I've seen other threads on this issue, but the steps on those threads did not help me solve this issue. Thank you for the help!
The cluster was working fine for ~2 weeks. I noticed last week that the service manager was down, but ignored it as all the services were working fine. Today, I tried working with Kafka and got a java.net.ConnectionRefused exception, then noticed I couldn't start spark-shell as it said it can't connect to node2.
Under "Instances" it says I haven't received a heartbeat from node2 for 13 days, all the other nodes seem to be fine.
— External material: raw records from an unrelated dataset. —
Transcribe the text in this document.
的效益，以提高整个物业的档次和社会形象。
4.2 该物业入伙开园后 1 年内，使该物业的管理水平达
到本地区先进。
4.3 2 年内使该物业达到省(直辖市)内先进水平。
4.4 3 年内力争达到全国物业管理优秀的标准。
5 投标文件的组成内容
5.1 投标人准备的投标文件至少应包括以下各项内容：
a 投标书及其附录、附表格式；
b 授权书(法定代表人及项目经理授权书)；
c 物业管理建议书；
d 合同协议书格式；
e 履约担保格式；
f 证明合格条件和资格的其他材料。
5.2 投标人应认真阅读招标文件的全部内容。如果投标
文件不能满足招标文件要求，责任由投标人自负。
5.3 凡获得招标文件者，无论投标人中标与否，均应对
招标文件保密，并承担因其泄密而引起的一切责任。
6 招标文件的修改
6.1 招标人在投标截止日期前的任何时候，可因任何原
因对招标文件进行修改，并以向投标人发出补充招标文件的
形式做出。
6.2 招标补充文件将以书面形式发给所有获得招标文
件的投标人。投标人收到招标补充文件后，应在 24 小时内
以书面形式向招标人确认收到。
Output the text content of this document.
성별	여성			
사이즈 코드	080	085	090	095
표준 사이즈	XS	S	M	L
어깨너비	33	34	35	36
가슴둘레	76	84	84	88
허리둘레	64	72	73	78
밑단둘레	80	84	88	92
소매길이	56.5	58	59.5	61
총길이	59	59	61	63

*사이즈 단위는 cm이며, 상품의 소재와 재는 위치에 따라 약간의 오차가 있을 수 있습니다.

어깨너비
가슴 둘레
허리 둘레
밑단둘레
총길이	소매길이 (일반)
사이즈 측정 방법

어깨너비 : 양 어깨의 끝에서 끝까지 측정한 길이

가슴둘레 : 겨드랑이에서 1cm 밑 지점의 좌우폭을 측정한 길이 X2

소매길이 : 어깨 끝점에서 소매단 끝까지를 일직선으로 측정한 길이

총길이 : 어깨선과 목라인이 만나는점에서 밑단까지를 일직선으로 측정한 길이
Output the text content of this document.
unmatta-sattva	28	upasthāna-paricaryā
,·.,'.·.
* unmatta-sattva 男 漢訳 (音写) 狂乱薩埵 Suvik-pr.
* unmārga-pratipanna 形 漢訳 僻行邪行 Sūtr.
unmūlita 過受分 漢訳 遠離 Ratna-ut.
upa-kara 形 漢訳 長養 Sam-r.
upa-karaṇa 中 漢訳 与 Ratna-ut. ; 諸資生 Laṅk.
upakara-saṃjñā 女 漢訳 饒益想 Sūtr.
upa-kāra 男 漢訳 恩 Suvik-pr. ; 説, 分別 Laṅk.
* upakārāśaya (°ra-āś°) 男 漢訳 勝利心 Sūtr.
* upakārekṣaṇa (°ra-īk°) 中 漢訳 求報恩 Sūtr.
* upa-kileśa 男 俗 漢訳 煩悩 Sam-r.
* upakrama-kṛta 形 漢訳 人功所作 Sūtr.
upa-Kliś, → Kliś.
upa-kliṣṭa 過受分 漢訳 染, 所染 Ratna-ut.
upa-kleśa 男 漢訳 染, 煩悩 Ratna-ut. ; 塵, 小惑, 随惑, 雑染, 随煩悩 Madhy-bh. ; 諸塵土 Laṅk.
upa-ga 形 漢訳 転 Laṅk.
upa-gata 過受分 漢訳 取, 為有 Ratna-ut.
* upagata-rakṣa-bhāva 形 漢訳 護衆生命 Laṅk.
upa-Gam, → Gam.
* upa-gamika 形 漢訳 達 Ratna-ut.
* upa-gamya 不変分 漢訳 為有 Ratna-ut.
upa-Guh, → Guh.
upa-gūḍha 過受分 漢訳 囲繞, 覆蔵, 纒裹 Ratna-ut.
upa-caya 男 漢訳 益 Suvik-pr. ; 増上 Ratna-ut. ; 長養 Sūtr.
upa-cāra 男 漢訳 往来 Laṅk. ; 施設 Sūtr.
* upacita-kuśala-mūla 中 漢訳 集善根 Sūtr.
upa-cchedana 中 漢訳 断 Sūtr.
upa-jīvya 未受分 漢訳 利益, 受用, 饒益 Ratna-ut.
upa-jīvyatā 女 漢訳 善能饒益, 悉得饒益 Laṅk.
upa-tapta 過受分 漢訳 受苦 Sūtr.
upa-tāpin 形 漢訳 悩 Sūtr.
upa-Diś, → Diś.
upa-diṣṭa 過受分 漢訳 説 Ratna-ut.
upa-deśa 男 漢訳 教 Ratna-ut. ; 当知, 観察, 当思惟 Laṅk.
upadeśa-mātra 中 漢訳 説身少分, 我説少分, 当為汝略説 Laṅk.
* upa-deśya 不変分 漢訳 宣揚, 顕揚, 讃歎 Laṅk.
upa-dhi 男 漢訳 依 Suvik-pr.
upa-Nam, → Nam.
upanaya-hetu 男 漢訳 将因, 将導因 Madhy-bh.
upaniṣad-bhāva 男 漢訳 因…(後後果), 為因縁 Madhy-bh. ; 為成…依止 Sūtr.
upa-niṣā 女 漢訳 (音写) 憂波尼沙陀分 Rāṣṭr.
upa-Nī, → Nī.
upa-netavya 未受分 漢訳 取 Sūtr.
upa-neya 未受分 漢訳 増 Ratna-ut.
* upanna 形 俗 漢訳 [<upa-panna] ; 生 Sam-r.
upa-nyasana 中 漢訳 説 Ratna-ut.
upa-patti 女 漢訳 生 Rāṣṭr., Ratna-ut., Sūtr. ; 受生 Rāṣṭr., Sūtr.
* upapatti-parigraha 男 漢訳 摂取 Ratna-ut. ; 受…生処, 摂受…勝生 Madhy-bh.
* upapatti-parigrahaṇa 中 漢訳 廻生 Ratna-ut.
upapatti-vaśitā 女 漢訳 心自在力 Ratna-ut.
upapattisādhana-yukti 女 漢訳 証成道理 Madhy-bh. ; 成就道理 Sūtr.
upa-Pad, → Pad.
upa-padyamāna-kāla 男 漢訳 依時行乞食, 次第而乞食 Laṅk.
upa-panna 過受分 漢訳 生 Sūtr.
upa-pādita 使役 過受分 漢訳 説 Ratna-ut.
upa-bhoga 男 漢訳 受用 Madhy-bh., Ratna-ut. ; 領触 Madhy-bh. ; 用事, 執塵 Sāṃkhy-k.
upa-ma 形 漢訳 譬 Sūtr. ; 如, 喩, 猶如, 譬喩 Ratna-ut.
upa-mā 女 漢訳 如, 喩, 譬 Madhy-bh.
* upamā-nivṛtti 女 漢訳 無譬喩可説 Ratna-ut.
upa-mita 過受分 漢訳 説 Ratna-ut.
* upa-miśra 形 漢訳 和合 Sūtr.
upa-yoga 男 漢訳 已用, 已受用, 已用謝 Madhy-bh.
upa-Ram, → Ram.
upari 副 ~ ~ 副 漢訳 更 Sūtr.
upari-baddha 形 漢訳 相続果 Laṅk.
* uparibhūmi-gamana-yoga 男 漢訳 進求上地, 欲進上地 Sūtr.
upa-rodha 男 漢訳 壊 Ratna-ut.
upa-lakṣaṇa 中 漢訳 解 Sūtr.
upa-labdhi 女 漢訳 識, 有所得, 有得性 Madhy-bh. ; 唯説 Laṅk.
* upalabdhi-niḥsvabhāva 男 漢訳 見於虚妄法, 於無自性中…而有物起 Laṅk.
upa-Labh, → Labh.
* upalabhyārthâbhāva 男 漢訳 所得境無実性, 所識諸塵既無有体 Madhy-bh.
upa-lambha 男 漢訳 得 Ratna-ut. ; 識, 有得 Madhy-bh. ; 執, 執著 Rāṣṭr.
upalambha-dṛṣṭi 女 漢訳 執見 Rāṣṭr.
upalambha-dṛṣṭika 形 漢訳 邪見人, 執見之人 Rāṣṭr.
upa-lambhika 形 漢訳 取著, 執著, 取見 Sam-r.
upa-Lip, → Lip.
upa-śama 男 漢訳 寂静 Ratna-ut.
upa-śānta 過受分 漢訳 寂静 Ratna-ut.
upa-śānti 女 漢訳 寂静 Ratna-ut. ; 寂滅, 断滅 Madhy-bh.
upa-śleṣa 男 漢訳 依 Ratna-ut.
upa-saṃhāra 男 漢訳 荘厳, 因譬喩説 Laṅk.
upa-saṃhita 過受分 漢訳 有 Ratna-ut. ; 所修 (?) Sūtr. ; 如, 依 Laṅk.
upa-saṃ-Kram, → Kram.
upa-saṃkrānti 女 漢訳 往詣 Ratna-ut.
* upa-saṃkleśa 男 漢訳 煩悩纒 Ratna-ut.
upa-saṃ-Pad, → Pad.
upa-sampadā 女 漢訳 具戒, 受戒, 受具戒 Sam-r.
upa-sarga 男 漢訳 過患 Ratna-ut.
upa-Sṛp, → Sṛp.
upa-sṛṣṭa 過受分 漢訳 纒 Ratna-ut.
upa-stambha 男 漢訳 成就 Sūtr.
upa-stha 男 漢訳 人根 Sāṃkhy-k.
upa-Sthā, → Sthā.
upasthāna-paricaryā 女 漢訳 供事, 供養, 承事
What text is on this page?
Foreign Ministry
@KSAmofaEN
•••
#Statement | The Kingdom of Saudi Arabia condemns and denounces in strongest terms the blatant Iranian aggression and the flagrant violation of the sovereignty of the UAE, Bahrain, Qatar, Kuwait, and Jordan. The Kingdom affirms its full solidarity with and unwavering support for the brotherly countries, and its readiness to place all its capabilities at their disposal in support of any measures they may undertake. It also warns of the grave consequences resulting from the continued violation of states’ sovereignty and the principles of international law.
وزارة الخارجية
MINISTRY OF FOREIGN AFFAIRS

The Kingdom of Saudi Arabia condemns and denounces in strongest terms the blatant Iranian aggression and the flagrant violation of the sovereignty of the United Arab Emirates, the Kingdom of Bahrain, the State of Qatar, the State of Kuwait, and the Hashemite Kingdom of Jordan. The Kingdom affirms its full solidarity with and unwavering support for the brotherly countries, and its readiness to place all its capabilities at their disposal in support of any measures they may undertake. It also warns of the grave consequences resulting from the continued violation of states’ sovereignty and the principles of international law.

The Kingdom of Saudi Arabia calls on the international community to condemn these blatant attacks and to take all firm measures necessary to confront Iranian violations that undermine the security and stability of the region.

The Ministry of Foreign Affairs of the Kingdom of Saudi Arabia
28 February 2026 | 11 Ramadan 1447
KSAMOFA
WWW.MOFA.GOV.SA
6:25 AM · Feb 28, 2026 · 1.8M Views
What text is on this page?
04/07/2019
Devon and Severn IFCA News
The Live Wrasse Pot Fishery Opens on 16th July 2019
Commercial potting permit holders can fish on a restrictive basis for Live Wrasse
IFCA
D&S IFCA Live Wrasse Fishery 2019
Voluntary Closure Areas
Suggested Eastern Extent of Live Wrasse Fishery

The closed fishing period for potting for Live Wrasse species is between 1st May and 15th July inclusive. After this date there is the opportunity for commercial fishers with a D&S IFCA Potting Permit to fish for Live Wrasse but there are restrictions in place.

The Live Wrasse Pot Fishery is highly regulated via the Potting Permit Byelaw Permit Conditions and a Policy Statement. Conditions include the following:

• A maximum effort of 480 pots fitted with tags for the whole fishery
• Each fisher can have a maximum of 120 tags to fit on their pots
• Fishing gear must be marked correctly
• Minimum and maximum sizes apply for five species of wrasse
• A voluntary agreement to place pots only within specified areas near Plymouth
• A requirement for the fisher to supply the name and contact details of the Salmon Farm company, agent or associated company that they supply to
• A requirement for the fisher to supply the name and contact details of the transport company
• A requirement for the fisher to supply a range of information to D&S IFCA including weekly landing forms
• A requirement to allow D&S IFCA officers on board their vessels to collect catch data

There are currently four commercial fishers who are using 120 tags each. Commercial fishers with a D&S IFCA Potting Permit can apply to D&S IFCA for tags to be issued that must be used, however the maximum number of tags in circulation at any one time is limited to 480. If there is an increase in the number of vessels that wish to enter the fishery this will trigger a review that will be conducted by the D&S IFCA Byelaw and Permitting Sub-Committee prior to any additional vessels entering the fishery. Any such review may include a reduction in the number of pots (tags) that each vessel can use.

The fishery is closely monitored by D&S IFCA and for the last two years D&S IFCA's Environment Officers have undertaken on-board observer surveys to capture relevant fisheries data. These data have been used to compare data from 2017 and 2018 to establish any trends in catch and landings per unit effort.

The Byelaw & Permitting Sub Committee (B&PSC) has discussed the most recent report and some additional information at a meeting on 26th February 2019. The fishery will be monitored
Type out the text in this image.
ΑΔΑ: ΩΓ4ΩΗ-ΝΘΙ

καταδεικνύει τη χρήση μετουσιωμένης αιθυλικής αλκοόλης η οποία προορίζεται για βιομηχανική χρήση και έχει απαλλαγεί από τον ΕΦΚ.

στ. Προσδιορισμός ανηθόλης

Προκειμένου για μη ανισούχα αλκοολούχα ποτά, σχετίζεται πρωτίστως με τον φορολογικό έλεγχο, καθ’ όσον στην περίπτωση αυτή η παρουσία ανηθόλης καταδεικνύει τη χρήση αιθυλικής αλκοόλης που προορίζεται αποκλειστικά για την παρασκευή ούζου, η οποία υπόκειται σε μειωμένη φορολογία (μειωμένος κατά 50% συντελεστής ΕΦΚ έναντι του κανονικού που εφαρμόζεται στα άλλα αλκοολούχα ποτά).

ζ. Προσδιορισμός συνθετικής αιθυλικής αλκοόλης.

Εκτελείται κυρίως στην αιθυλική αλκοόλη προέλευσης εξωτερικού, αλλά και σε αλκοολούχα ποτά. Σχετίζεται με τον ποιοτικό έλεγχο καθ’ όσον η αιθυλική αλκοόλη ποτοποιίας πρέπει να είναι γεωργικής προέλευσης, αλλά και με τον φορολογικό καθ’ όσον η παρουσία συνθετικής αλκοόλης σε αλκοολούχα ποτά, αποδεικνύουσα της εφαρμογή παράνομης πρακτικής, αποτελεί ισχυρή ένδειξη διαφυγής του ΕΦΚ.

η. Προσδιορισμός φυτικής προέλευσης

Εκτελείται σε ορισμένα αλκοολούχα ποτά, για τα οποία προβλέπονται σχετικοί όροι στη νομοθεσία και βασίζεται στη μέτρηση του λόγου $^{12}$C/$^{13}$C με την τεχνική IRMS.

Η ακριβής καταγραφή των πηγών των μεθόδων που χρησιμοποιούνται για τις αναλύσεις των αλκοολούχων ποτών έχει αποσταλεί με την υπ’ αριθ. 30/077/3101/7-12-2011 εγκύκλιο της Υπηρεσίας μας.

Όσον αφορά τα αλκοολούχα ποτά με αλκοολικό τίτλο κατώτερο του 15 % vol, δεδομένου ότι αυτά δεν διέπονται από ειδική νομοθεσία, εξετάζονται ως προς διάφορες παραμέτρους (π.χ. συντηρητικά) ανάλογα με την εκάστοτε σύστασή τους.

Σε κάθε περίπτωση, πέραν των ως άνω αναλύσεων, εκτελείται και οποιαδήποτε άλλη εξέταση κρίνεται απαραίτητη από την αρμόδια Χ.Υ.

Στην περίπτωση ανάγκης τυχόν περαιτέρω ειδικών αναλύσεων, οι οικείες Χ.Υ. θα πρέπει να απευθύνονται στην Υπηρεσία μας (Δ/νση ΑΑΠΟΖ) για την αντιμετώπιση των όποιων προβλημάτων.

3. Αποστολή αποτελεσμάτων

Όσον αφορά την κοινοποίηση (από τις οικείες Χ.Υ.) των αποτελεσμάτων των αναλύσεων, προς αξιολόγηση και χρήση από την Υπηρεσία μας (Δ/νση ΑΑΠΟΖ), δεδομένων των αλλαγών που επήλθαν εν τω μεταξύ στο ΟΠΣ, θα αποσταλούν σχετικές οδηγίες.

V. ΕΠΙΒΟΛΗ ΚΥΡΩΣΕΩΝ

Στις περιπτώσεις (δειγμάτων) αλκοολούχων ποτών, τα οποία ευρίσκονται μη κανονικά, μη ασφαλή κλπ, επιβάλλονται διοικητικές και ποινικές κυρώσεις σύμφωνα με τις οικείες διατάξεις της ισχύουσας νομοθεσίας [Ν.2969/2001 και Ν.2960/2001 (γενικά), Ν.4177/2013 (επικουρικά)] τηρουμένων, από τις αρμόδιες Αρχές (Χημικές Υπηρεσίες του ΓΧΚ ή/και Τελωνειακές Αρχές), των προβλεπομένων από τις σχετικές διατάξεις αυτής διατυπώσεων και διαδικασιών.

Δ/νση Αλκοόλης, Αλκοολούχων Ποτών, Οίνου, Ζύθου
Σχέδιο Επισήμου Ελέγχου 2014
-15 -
I can't execute "service cloudera-scm-agent start" on node2, this is the output:
/etc/init.d/cloudera-scm-agent: line 123: /var/log/cloudera-scm-agent/cloudera-scm-agent.out: Read-only file system
Starting cloudera-scm-agent: /etc/init.d/cloudera-scm-agent: line 128: /var/run/cloudera-scm-agent.pid: Read-only file system
/etc/init.d/cloudera-scm-agent: line 126: /var/log/cloudera-scm-agent/cloudera-scm-agent.out: Read-only file system
I've also just tried restarting the cluster. Stumped on this one :/. Thanks for the help!
"Read-only file system" implies that your disks are not writable. See if you can touch a file in /var/log and if you get the same error, OS/disk troubleshooting is a good start.